Electrochemically Assisted Growth of Hopper and Tabular Calcite under Confinement

Abstract

Crystallization under confinement is commonplace in nature and offers new pathways to engineer crystals with the desired morphologies in a controlled and reproducible manner. In this work, we demonstrate the electrochemically assisted, in situ formation of hopper and tabular calcite crystals within a wedge-like pore formed by confinement induced by the surface force apparatus (SFA). In this geometry, the distance between the confining surfaces decreases continuously from hundreds of micrometers to a few nanometers in a single experimental setup. Calcium carbonate precipitation followed in real-time is triggered by elevating the pH and thus supersaturation directly inside the pore. The pH increase is tracked with a fluorophore tracer and calculated analytically. The unusual calcite crystal habits are obtained in the absence of precipitation-modifying additives and vary as a function of the distance between the confining walls, where at the largest surface separations, hopper crystals form on the gold surface, whereas flat, tabular calcite forms on mica when the confining distance was below 5 μm.
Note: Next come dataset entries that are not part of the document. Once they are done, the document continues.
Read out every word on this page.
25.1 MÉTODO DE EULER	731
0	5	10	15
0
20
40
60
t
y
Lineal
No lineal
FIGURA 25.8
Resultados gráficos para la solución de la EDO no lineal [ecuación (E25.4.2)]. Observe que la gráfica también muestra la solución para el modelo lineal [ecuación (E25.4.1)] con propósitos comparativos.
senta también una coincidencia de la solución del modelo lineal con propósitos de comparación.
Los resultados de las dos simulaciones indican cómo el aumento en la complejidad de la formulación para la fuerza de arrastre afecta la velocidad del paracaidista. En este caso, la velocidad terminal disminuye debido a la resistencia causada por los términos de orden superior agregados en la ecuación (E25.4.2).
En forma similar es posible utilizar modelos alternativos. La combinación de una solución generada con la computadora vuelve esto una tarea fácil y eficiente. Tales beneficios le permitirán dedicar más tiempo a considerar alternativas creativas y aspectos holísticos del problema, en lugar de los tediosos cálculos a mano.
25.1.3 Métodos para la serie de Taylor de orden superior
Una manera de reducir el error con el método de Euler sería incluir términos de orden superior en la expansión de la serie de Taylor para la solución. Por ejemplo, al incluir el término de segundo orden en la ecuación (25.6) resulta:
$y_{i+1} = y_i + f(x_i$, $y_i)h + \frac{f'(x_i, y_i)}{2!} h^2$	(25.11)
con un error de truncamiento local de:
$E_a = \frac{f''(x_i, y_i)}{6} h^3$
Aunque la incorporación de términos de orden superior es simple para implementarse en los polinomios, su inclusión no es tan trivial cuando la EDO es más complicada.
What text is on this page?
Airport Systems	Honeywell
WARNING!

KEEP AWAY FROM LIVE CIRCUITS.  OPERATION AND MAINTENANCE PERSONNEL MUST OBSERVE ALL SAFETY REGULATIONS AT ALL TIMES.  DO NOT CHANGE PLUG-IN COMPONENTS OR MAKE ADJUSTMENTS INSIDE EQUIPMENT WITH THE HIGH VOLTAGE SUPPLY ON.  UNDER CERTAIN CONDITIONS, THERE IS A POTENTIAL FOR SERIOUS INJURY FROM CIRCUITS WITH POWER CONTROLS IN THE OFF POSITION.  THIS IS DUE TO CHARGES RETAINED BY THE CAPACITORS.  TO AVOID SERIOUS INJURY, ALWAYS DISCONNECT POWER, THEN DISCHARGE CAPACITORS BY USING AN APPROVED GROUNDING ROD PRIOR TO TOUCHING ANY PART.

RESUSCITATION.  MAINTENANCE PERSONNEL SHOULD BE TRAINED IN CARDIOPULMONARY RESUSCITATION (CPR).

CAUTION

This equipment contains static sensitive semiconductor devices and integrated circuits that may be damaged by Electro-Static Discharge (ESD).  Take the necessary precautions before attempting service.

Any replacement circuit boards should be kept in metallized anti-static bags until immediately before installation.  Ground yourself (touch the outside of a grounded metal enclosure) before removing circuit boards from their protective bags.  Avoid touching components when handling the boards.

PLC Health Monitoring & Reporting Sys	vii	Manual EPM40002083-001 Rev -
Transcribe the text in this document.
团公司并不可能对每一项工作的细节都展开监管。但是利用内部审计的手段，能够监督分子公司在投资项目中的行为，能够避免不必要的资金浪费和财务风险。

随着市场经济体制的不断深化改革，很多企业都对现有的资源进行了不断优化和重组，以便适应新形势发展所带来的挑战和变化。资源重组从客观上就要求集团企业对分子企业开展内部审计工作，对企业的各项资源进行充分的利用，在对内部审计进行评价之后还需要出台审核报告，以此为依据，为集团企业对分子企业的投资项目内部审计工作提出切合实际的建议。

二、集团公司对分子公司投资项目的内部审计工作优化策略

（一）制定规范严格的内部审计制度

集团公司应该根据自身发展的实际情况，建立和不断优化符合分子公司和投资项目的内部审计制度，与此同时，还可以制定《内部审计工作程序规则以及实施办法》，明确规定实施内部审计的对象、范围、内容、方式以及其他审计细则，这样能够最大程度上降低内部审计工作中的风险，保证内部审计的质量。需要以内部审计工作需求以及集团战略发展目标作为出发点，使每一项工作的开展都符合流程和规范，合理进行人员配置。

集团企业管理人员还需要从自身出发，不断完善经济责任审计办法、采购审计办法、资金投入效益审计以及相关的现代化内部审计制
Hexagonal or triangular calcite plates exhibit surfaces dominantly defined by rough (001) planes and increase in their surface area-to-volume ratios with decreasing SFA pore thickness. Stabilization of calcite plates bound by (001) faces is a cooperative effect of the oriented growth of calcite on the confining, negatively charged mica walls and the confinement shape, which promotes the development of calcite morphology in the rapid crystal growth directions. The heterogeneous crystallization of calcite is preceded by the nucleation and spreading of a front composed of submicrometer-sized calcium carbonate particles visualized in situ in the SFA pore. Our work demonstrates abundant crystal growth under nanoscale confinement facilitated by elevated pH and a high surface charge of the confining walls.